The Agricultural Bank of China is reported by Shenzhen News to have equipped a number of its ATMs to allow customers to deposit and withdraw the digital renminbi. The bank is also said to have established a ‘digital renminbi innovation laboratory’ in Shenzhen to innovate and pilot projects in new areas.
Huge Response to Digital Euro Consultation
The European Central Bank (ECB) issued a public consultation on the creation of a digital euro in October 2020. The response has been significant, with over 8,000 submissions.

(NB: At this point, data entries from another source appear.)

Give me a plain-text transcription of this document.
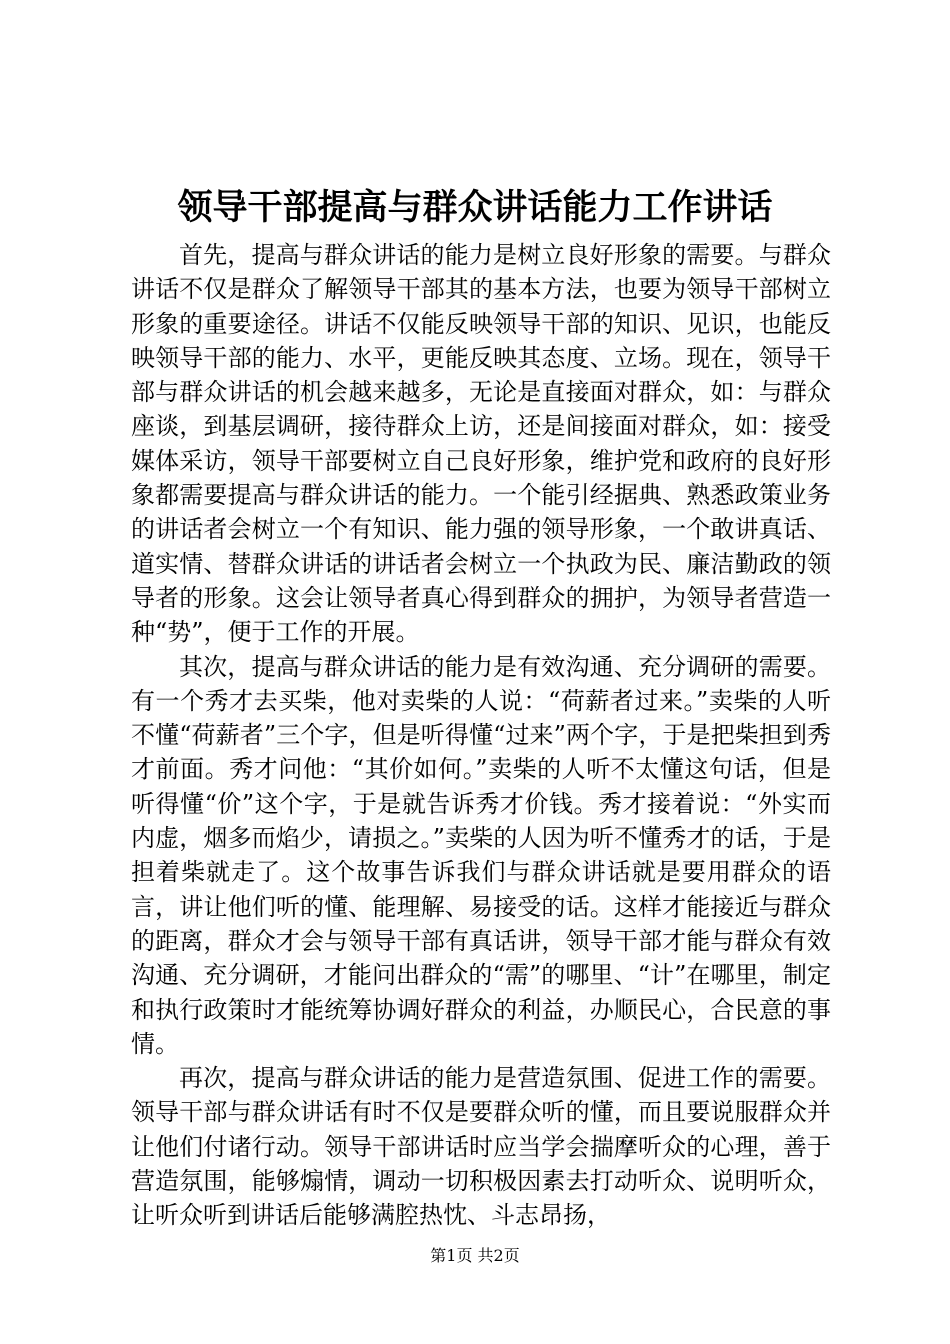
领导干部提高与群众讲话能力工作讲话

首先，提高与群众讲话的能力是树立良好形象的需要。与群众讲话不仅是群众了解领导干部其的基本方法，也要为领导干部树立形象的重要途径。讲话不仅能反映领导干部的知识、见识，也能反映领导干部的能力、水平，更能反映其态度、立场。现在，领导干部与群众讲话的机会越来越多，无论是直接面对群众，如：与群众座谈，到基层调研，接待群众上访，还是间接面对群众，如：接受媒体采访，领导干部要树立自己良好形象，维护党和政府的良好形象都需要提高与群众讲话的能力。一个能引经据典、熟悉政策业务的讲话者会树立一个有知识、能力强的领导形象，一个敢讲真话、道实情、替群众讲话的讲话者会树立一个执政为民、廉洁勤政的领导者的形象。这会让领导者真心得到群众的拥护，为领导者营造一种“势”，便于工作的开展。

其次，提高与群众讲话的能力是有效沟通、充分调研的需要。有一个秀才去买柴，他对卖柴的人说：“荷薪者过来。”卖柴的人听不懂“荷薪者”三个字，但是听得懂“过来”两个字，于是把柴担到秀才前面。秀才问他：“其价如何。”卖柴的人听不太懂这句话，但是听得懂“价”这个字，于是就告诉秀才价钱。秀才接着说：“外实而内虚，烟多而焰少，请损之。”卖柴的人因为听不懂秀才的话，于是担着柴就走了。这个故事告诉我们与群众讲话就是要用群众的语言，讲让他们听的懂、能理解、易接受的话。这样才能接近与群众的距离，群众才会与领导干部有真话讲，领导干部才能与群众有效沟通、充分调研，才能问出群众的“需”的哪里、“计”在哪里，制定和执行政策时才能统筹协调好群众的利益，办顺民心，合民意的事情。

再次，提高与群众讲话的能力是营造氛围、促进工作的需要。领导干部与群众讲话有时不仅是要群众听的懂，而且要说服群众并让他们付诸行动。领导干部讲话时应当学会揣摩听众的心理，善于营造氛围，能够煽情，调动一切积极因素去打动听众、说明听众，让听众听到讲话后能够满腔热忱、斗志昂扬，

第1页 共2页
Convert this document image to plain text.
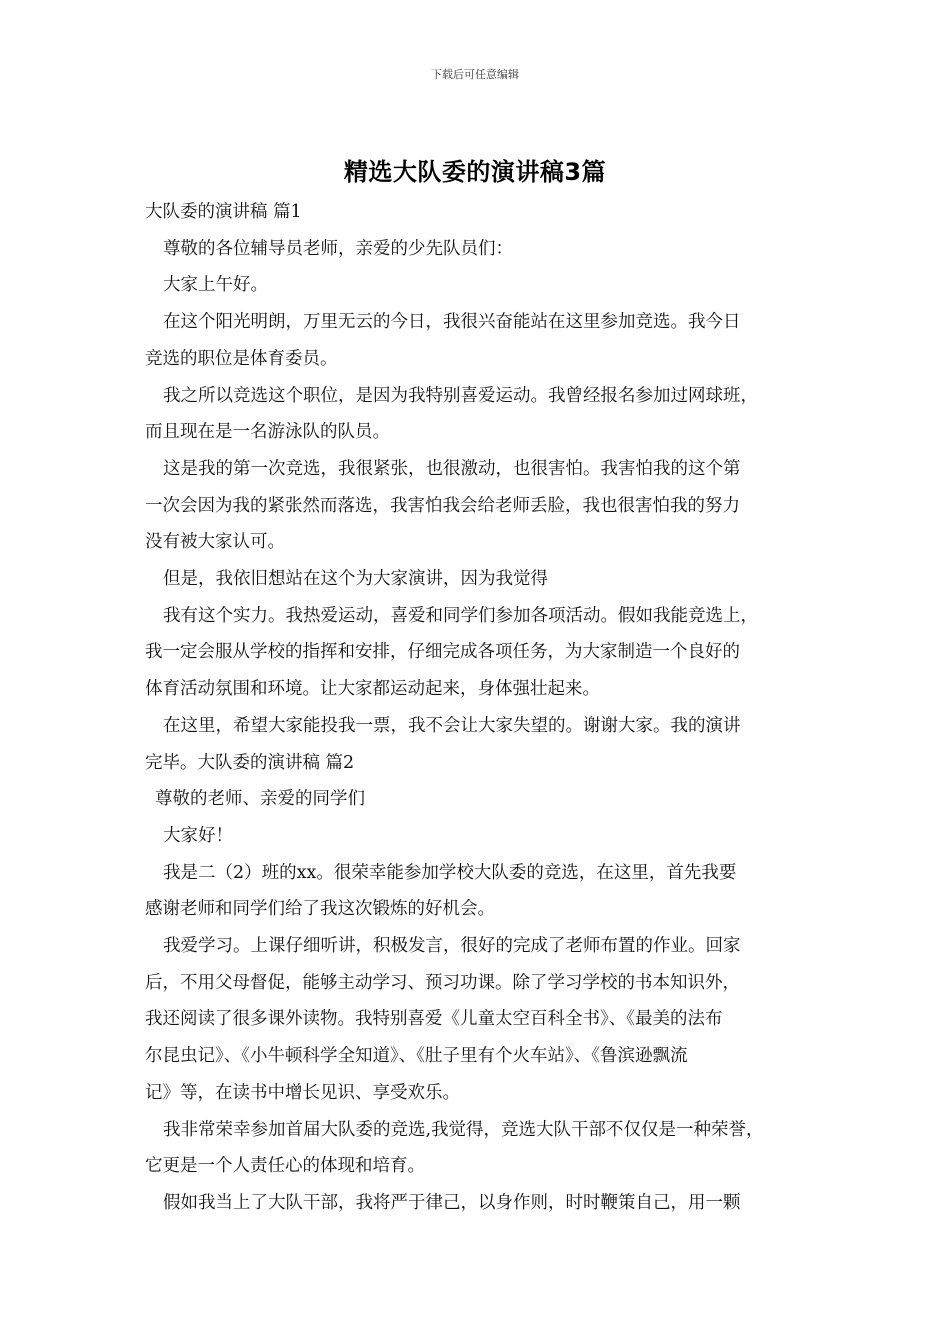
下载后可任意编辑
精选大队委的演讲稿3篇

大队委的演讲稿 篇1

尊敬的各位辅导员老师，亲爱的少先队员们：

大家上午好。

在这个阳光明朗，万里无云的今日，我很兴奋能站在这里参加竞选。我今日

竞选的职位是体育委员。

我之所以竞选这个职位，是因为我特别喜爱运动。我曾经报名参加过网球班，

而且现在是一名游泳队的队员。

这是我的第一次竞选，我很紧张，也很激动，也很害怕。我害怕我的这个第

一次会因为我的紧张然而落选，我害怕我会给老师丢脸，我也很害怕我的努力

没有被大家认可。

但是，我依旧想站在这个为大家演讲，因为我觉得

我有这个实力。我热爱运动，喜爱和同学们参加各项活动。假如我能竞选上，

我一定会服从学校的指挥和安排，仔细完成各项任务，为大家制造一个良好的

体育活动氛围和环境。让大家都运动起来，身体强壮起来。

在这里，希望大家能投我一票，我不会让大家失望的。谢谢大家。我的演讲

完毕。大队委的演讲稿 篇2

尊敬的老师、亲爱的同学们

大家好！

我是二（2）班的xx。很荣幸能参加学校大队委的竞选，在这里，首先我要

感谢老师和同学们给了我这次锻炼的好机会。

我爱学习。上课仔细听讲，积极发言，很好的完成了老师布置的作业。回家

后，不用父母督促，能够主动学习、预习功课。除了学习学校的书本知识外，

我还阅读了很多课外读物。我特别喜爱《儿童太空百科全书》、《最美的法布

尔昆虫记》、《小牛顿科学全知道》、《肚子里有个火车站》、《鲁滨逊飘流

记》等，在读书中增长见识、享受欢乐。

我非常荣幸参加首届大队委的竞选,我觉得，竞选大队干部不仅仅是一种荣誉，

它更是一个人责任心的体现和培育。

假如我当上了大队干部，我将严于律己，以身作则，时时鞭策自己，用一颗
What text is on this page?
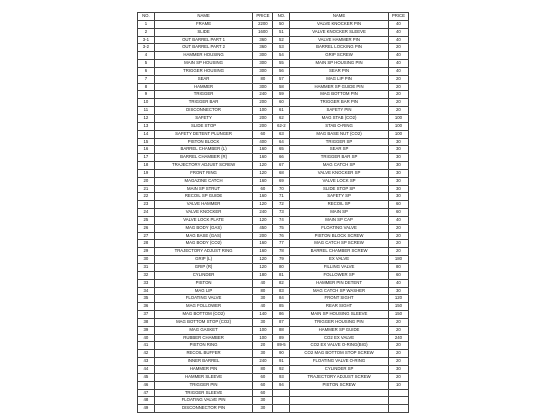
NO.	NAME	PRICE	NO.	NAME	PRICE
1	FRAME	2200	50	VALVE KNOCKER PIN	40
2	SLIDE	1600	51	VALVE KNOCKER SLEEVE	40
3-1	OUT BARREL PART 1	360	52	VALVE HAMMER PIN	40
3-2	OUT BARREL PART 2	360	53	BARREL LOCKING PIN	20
4	HAMMER HOUSING	300	54	GRIP SCREW	40
5	MAIN SP HOUSING	300	55	MAIN SP HOUSING PIN	40
6	TRIGGER HOUSING	300	56	SEAR PIN	40
7	SEAR	80	57	MAG LIP PIN	20
8	HAMMER	300	58	HAMMER SP GUIDE PIN	20
9	TRIGGER	240	59	MAG BOTTOM PIN	20
10	TRIGGER BAR	200	60	TRIGGER BAR PIN	20
11	DISCONNECTOR	100	61	SAFETY PIN	20
12	SAFETY	200	62	MAG STAB (CO2)	100
13	SLIDE STOP	200	62-2	STAB O-RING	100
14	SAFETY DETENT PLUNGER	60	63	MAG BASE NUT (CO2)	100
15	PISTON BLOCK	400	64	TRIGGER SP	30
16	BARREL CHAMBER (L)	160	65	SEAR SP	30
17	BARREL CHAMBER (R)	160	66	TRIGGER BAR SP	30
18	TRAJECTORY ADJUST SCREW	120	67	MAG CATCH SP	30
19	FRONT RING	120	68	VALVE KNOCKER SP	30
20	MAGAZINE CATCH	160	69	VALVE LOCK SP	30
21	MAIN SP STRUT	60	70	SLIDE STOP SP	30
22	RECOIL SP GUIDE	160	71	SAFETY SP	30
23	VALVE HAMMER	120	72	RECOIL SP	60
24	VALVE KNOCKER	240	73	MAIN SP	60
25	VALVE LOCK PLATE	120	74	MAIN SP CAP	40
26	MAG BODY (GAS)	450	75	FLOATING VALVE	20
27	MAG BASE (GAS)	200	76	PISTON BLOCK SCREW	20
28	MAG BODY (CO2)	160	77	MAG CATCH SP SCREW	20
29	TRAJECTORY ADJUST RING	160	78	BARREL CHAMBER SCREW	20
30	GRIP (L)	120	79	EX VALVE	180
31	GRIP (R)	120	80	FILLING VALVE	80
32	CYLINDER	180	81	FOLLOWER SP	60
33	PISTON	40	82	HAMMER PIN DETENT	40
34	MAG LIP	80	83	MAG CATCH SP WASHER	30
35	FLOATING VALVE	30	84	FRONT SIGHT	120
36	MAG FOLLOWER	40	85	REAR SIGHT	150
37	MAG BOTTOM (CO2)	140	86	MAIN SP HOUSING SLEEVE	150
38	MAG BOTTOM STOP (CO2)	30	87	TRIGGER HOUSING PIN	20
39	MAG GASKET	100	88	HAMMER SP GUIDE	20
40	RUBBER CHAMBER	100	89	CO2 EX VALVE	240
41	PISTON RING	20	89-5	CO2 EX VALVE O-RING(BIG)	20
42	RECOIL BUFFER	30	90	CO2 MAG BOTTOM STOP SCREW	20
43	INNER BARREL	240	91	FLOATING VALVE O-RING	20
44	HAMMER PIN	80	92	CYLINDER SP	30
45	HAMMER SLEEVE	60	93	TRAJECTORY ADJUST SCREW	20
46	TRIGGER PIN	60	94	PISTON SCREW	10
47	TRIGGER SLEEVE	60			
48	FLOATING VALVE PIN	30			
49	DISCONNECTOR PIN	30			
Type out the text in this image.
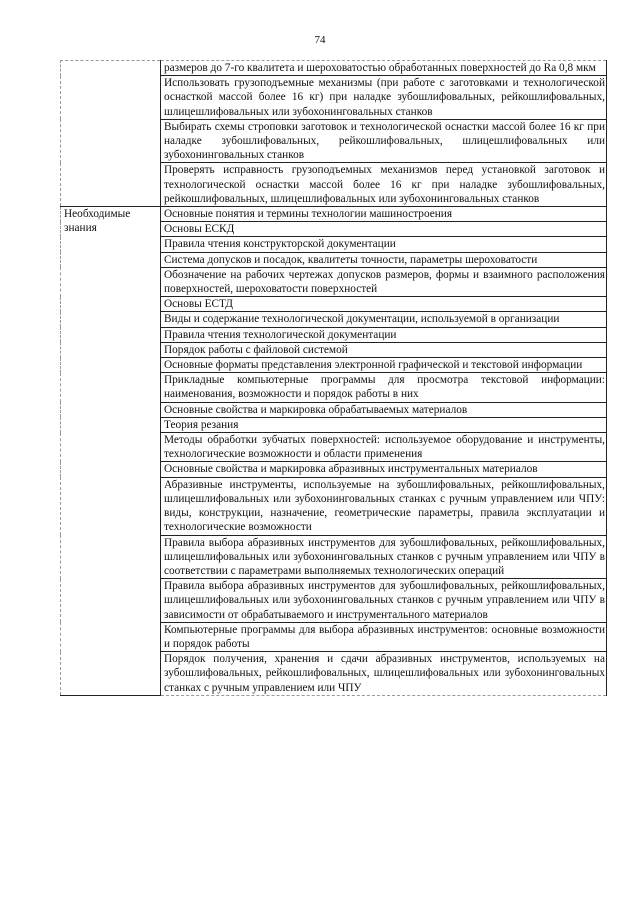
74
	размеров до 7-го квалитета и шероховатостью обработанных поверхностей до Ra 0,8 мкм
	Использовать грузоподъемные механизмы (при работе с заготовками и технологической оснасткой массой более 16 кг) при наладке зубошлифовальных, рейкошлифовальных, шлицешлифовальных или зубохонинговальных станков
	Выбирать схемы строповки заготовок и технологической оснастки массой более 16 кг при наладке зубошлифовальных, рейкошлифовальных, шлицешлифовальных или зубохонинговальных станков
	Проверять исправность грузоподъемных механизмов перед установкой заготовок и технологической оснастки массой более 16 кг при наладке зубошлифовальных, рейкошлифовальных, шлицешлифовальных или зубохонинговальных станков
Необходимые знания	Основные понятия и термины технологии машиностроения
	Основы ЕСКД
	Правила чтения конструкторской документации
	Система допусков и посадок, квалитеты точности, параметры шероховатости
	Обозначение на рабочих чертежах допусков размеров, формы и взаимного расположения поверхностей, шероховатости поверхностей
	Основы ЕСТД
	Виды и содержание технологической документации, используемой в организации
	Правила чтения технологической документации
	Порядок работы с файловой системой
	Основные форматы представления электронной графической и текстовой информации
	Прикладные компьютерные программы для просмотра текстовой информации: наименования, возможности и порядок работы в них
	Основные свойства и маркировка обрабатываемых материалов
	Теория резания
	Методы обработки зубчатых поверхностей: используемое оборудование и инструменты, технологические возможности и области применения
	Основные свойства и маркировка абразивных инструментальных материалов
	Абразивные инструменты, используемые на зубошлифовальных, рейкошлифовальных, шлицешлифовальных или зубохонинговальных станках с ручным управлением или ЧПУ: виды, конструкции, назначение, геометрические параметры, правила эксплуатации и технологические возможности
	Правила выбора абразивных инструментов для зубошлифовальных, рейкошлифовальных, шлицешлифовальных или зубохонинговальных станков с ручным управлением или ЧПУ в соответствии с параметрами выполняемых технологических операций
	Правила выбора абразивных инструментов для зубошлифовальных, рейкошлифовальных, шлицешлифовальных или зубохонинговальных станков с ручным управлением или ЧПУ в зависимости от обрабатываемого и инструментального материалов
	Компьютерные программы для выбора абразивных инструментов: основные возможности и порядок работы
	Порядок получения, хранения и сдачи абразивных инструментов, используемых на зубошлифовальных, рейкошлифовальных, шлицешлифовальных или зубохонинговальных станках с ручным управлением или ЧПУ
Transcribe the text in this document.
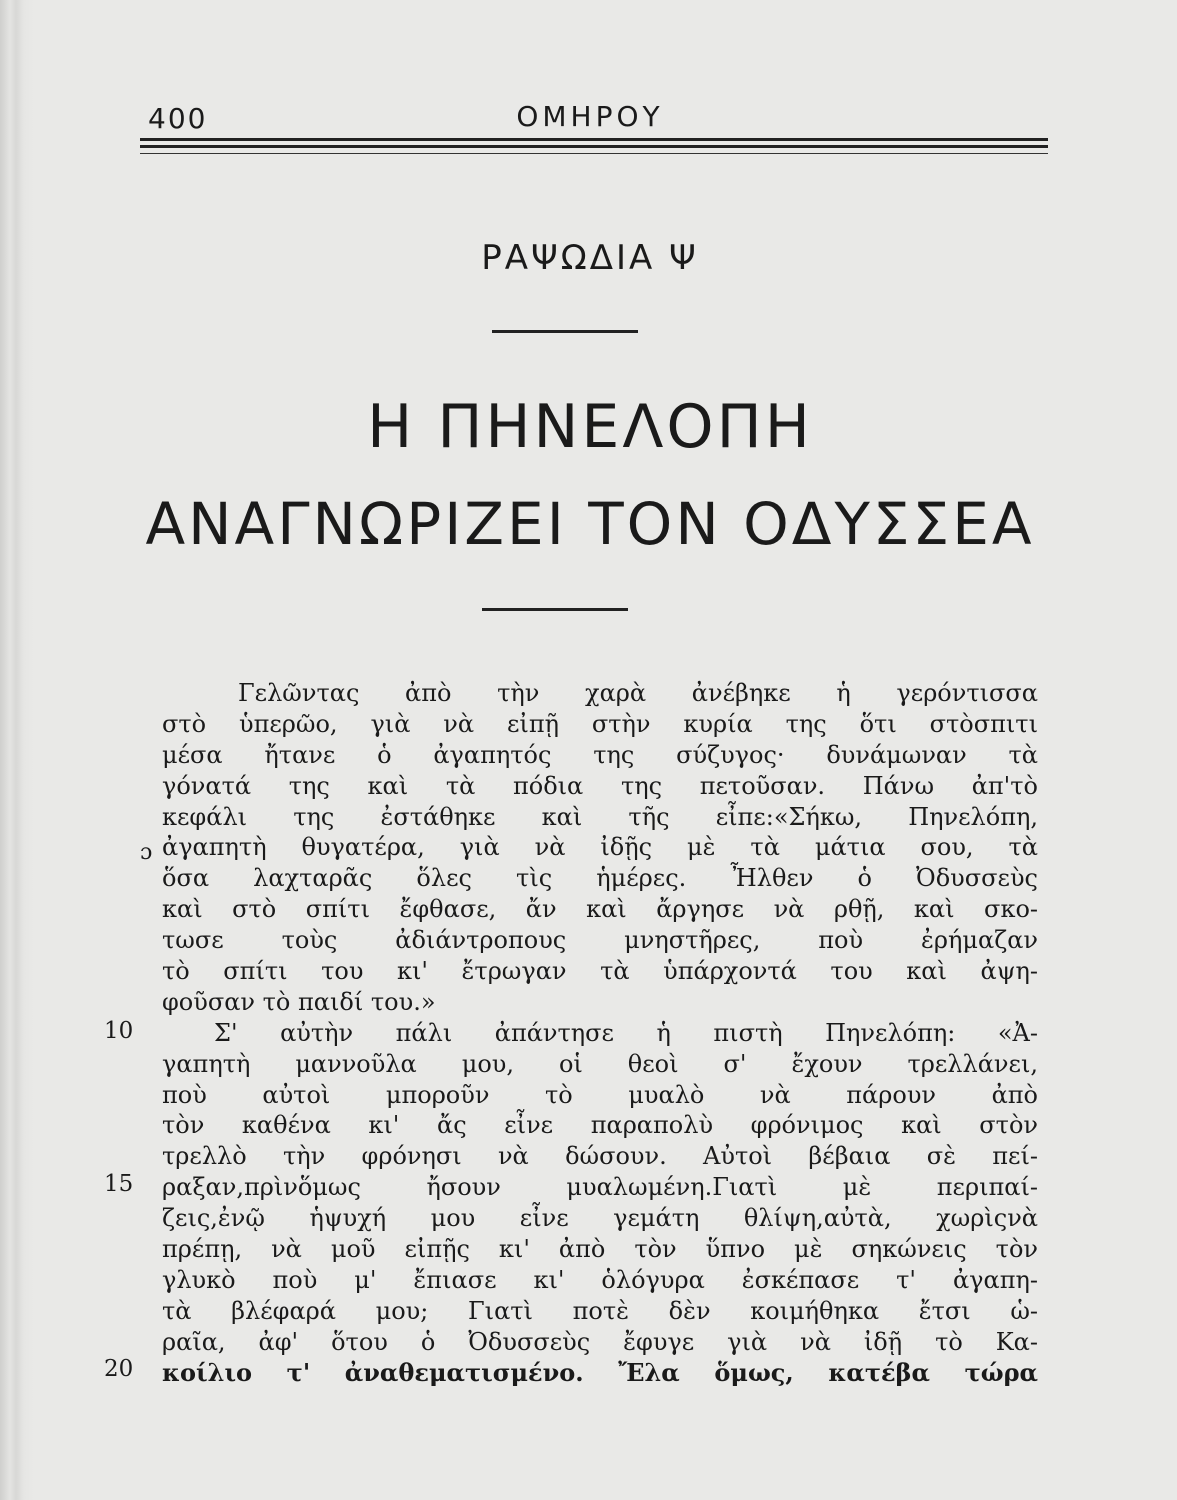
400	ΟΜΗΡΟΥ
ΡΑΨΩΔΙΑ Ψ
Η ΠΗΝΕΛΟΠΗ
ΑΝΑΓΝΩΡΙΖΕΙ ΤΟΝ ΟΔΥΣΣΕΑ
ɔ
10
15
20
Γελῶντας ἀπὸ τὴν χαρὰ ἀνέβηκε ἡ γερόντισσα
στὸ ὑπερῶο, γιὰ νὰ εἰπῇ στὴν κυρία της ὅτι στὸσπιτι
μέσα ἤτανε ὁ ἀγαπητός της σύζυγος· δυνάμωναν τὰ
γόνατά της καὶ τὰ πόδια της πετοῦσαν. Πάνω ἀπ'τὸ
κεφάλι της ἐστάθηκε καὶ τῆς εἶπε:«Σήκω, Πηνελόπη,
ἀγαπητὴ θυγατέρα, γιὰ νὰ ἰδῇς μὲ τὰ μάτια σου, τὰ
ὅσα λαχταρᾶς ὅλες τὶς ἡμέρες. Ἦλθεν ὁ Ὀδυσσεὺς
καὶ στὸ σπίτι ἔφθασε, ἄν καὶ ἄργησε νὰ ρθῇ, καὶ σκο-
τωσε τοὺς ἀδιάντροπους μνηστῆρες, ποὺ ἐρήμαζαν
τὸ σπίτι του κι' ἔτρωγαν τὰ ὑπάρχοντά του καὶ ἀψη-
φοῦσαν τὸ παιδί του.»
Σ' αὐτὴν πάλι ἀπάντησε ἡ πιστὴ Πηνελόπη: «Ἀ-
γαπητὴ μαννοῦλα μου, οἱ θεοὶ σ' ἔχουν τρελλάνει,
ποὺ αὐτοὶ μποροῦν τὸ μυαλὸ νὰ πάρουν ἀπὸ
τὸν καθένα κι' ἄς εἶνε παραπολὺ φρόνιμος καὶ στὸν
τρελλὸ τὴν φρόνησι νὰ δώσουν. Αὐτοὶ βέβαια σὲ πεί-
ραξαν,πρὶνὅμως ἤσουν μυαλωμένη.Γιατὶ μὲ περιπαί-
ζεις,ἐνῷ ἡψυχή μου εἶνε γεμάτη θλίψη,αὐτὰ, χωρὶςνὰ
πρέπῃ, νὰ μοῦ εἰπῇς κι' ἀπὸ τὸν ὕπνο μὲ σηκώνεις τὸν
γλυκὸ ποὺ μ' ἔπιασε κι' ὁλόγυρα ἐσκέπασε τ' ἀγαπη-
τὰ βλέφαρά μου; Γιατὶ ποτὲ δὲν κοιμήθηκα ἔτσι ὡ-
ραῖα, ἀφ' ὅτου ὁ Ὀδυσσεὺς ἔφυγε γιὰ νὰ ἰδῇ τὸ Κα-
κοίλιο τ' ἀναθεματισμένο. Ἔλα ὅμως, κατέβα τώρα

Before the consultation, the ECB had published a paper setting out the background behind its work considering a digital euro, the reasons to issue one, the potential effects of a digital euro and implied requirements, legal considerations, technical and organisational approaches to euro digital services and follow up work.
The submissions appear to focus on three main areas – privacy of payments, security and the need for a pan-European reach. Privacy was easily the highest priority amongst these, with 41% of responses ranking this highest.
A Eurosystem task force drawn from the ECB and 19 national central banks are working on the topic. Analysis of the responses will be published in the spring and will be used in their final report to the ECB’s governing council.